Discussion in 'Current Events' started by Sleeve_meet_Heart, Jun 28, 2011.
Thinking that $15,000 in investments for someone in his position will sway his vote is laughable. UP 3.3% = $495.
While this hedge fund goes up, his other investments would be going down.
I'm pretty sure I've got more money than this in hedge funds and I sure hope my hedge funds do badly.
This example is just a taste of the hypocrisy on capitol hill. There are many politicians who are "betting" against the us economy and stand to make millions on a collapse. Most of them just happen to be republicans or their wives where most hide these investments.
Even the president wants jobs happening in S. America and wants to invest a couple billion $$ so they'll have jobs there.....big-ass conflict of interest. AND he wants us to spend again and buy their product. Cut the middleman crap and drill at home, making lots of jobs and keeping the product here.
Opinion or fact? Facts can be proven.
So is it a conflict of interest or not? This sounds a little like a quarterback betting against his team. Regardless of the $$ amount, I don't like it.
Almost every investment portfolio includes a hedge fund of some type. I doubt if the Congressman even picked it out. A financial adviser probably would have described it as "a fund that will protect you against downturns in the market. Your not going to make money off this and we hope you don't".
I don't like politicians much and enjoy bashing them with the rest.
There are much more credible things to fault a politician for than the fact that he has a boilerplate investment portfolio ... as I said earlier, I've got more in a hedge fund than this guy does.
In fact, I would tend to more concerned that you have the #2 person in the House and his wealth is so small that such a small amount ($1000 - $15,000) is in a hedge fund. Right now, financial advisers are suggesting 10-15% in a hedge fund - but to soften my criticism, he is younger than me and can assume more risk than I can.

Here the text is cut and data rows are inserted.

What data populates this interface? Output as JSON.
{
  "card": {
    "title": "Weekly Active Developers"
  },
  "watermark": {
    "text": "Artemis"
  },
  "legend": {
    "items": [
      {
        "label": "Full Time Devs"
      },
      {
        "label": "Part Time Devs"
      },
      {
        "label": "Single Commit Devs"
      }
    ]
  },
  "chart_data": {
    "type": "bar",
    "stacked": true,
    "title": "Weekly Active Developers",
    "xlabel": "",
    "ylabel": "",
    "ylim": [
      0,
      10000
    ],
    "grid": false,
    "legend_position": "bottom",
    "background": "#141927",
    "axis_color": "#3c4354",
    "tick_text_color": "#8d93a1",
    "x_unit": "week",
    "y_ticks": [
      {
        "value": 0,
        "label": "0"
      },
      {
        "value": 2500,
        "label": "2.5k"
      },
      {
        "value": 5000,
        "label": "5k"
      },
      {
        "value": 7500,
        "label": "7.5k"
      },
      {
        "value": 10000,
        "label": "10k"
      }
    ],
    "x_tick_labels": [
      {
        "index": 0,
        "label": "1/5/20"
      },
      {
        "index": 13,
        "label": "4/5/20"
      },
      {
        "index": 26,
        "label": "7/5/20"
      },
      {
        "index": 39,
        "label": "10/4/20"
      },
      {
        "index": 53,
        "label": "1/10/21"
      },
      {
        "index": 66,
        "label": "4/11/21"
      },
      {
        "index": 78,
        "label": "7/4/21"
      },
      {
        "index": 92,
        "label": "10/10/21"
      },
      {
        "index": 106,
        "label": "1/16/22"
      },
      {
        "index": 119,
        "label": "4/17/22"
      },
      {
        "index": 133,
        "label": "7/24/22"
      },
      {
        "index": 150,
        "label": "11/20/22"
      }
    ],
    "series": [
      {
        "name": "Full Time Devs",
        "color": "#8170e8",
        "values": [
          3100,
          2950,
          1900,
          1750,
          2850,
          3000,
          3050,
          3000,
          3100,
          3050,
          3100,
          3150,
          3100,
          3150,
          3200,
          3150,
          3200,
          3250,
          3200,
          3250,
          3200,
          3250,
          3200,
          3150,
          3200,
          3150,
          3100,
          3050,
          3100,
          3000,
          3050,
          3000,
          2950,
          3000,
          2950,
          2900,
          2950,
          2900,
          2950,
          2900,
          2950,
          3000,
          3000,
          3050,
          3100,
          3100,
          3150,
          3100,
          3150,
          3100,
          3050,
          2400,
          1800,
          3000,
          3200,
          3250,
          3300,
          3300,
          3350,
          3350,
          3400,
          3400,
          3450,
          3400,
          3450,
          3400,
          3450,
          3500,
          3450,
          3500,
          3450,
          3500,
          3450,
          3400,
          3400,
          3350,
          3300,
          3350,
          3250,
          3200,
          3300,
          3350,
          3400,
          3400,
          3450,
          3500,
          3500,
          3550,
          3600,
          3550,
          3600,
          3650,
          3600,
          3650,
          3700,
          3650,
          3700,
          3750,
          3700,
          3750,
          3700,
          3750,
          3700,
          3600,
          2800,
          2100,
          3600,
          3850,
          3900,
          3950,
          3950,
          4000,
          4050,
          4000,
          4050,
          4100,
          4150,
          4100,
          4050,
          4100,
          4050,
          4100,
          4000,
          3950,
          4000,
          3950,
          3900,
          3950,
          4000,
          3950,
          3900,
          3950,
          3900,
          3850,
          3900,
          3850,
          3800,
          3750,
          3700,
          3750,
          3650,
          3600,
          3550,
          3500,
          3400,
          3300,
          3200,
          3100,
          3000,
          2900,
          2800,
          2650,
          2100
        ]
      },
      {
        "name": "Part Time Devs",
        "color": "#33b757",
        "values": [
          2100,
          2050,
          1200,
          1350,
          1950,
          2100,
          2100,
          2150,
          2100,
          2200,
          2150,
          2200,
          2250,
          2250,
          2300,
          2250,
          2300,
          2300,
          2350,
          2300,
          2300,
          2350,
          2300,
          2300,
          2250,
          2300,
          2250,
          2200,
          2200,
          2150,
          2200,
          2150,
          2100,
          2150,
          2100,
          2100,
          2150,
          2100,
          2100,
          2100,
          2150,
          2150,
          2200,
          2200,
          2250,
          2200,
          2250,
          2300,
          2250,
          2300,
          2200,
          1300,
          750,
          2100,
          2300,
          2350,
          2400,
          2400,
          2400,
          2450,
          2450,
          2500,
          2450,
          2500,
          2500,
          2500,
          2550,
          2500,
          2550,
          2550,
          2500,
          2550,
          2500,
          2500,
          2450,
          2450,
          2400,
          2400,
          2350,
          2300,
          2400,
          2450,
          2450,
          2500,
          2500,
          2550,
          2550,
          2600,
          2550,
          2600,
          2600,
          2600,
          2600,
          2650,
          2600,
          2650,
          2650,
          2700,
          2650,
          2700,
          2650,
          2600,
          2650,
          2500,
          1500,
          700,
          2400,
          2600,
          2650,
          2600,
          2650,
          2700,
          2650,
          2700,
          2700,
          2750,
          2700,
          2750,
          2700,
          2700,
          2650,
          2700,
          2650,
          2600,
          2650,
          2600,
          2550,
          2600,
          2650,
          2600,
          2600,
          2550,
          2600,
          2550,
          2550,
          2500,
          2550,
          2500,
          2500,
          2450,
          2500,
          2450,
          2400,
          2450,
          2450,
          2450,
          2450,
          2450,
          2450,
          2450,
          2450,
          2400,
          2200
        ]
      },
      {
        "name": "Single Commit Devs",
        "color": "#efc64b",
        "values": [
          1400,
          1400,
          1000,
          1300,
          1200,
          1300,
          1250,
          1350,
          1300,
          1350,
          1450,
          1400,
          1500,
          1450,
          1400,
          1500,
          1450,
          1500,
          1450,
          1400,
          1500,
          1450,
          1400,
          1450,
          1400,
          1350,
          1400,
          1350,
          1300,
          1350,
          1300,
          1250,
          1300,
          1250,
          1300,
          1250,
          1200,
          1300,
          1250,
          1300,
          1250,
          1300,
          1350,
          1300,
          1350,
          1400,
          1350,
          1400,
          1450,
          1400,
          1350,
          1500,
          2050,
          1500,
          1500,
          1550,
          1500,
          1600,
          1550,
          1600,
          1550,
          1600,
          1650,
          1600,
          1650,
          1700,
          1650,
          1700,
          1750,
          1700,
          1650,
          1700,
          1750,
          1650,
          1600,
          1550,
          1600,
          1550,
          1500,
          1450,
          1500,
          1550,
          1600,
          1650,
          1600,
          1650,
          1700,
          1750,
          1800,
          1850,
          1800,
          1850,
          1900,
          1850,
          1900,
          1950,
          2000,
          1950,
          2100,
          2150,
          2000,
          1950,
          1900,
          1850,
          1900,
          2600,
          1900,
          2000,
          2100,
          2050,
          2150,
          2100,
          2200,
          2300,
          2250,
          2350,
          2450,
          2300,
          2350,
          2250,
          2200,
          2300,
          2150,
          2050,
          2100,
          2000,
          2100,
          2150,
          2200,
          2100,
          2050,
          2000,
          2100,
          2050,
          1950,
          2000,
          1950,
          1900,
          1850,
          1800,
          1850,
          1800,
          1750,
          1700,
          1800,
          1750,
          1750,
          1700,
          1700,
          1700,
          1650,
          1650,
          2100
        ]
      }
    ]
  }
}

By the way, that's what a hedge fund does - it reduces the risk in an overall investment portfolio.
I understand what you are saying, I'm sure I have a few dollars in hedge funds as well. I don't everything that is in my portfolio.
My point is, sometimes it's better to avoid the appearance of wrong even though it is truly minute.
One of my center manager's favorite words is "perception". I think it applies here.
I'm no fan of Cantor so any dirt would be wonderful but IMO this ain't it. As Hoax correctly said, Cantor risking career and his political life to boost at the highside $15k is really reaching for something that just defies any logic or reason. But then again we are talking about politicians!
If you really want to look hard at a politician where something is suspect, then consider this. A certain politician in Congress for the year 2009' had a net worth of $21 million and in 2010' that net worth increased 62% to $35 million. A 62% increase in a single year, during a depres...OK they still call it a recession? I'd be far, far, far more concerned over that than a hedge fund investment that "could be" up to $15k!
So, San Fran Nan is doing quite well, huh?
We all knew she was a scum bag and used her position to help her hubby's business.
I don't disagree with the amount of money involved with Cantor's hedge funds being a non-starter, however that $$ amount could change at any given time, plus it is more of a principle than an actual amount. I know that most politicians are pretty much scum bags regardless of their party affiliations. The really sad part is, IMO few of them are even aware that they are that scummy.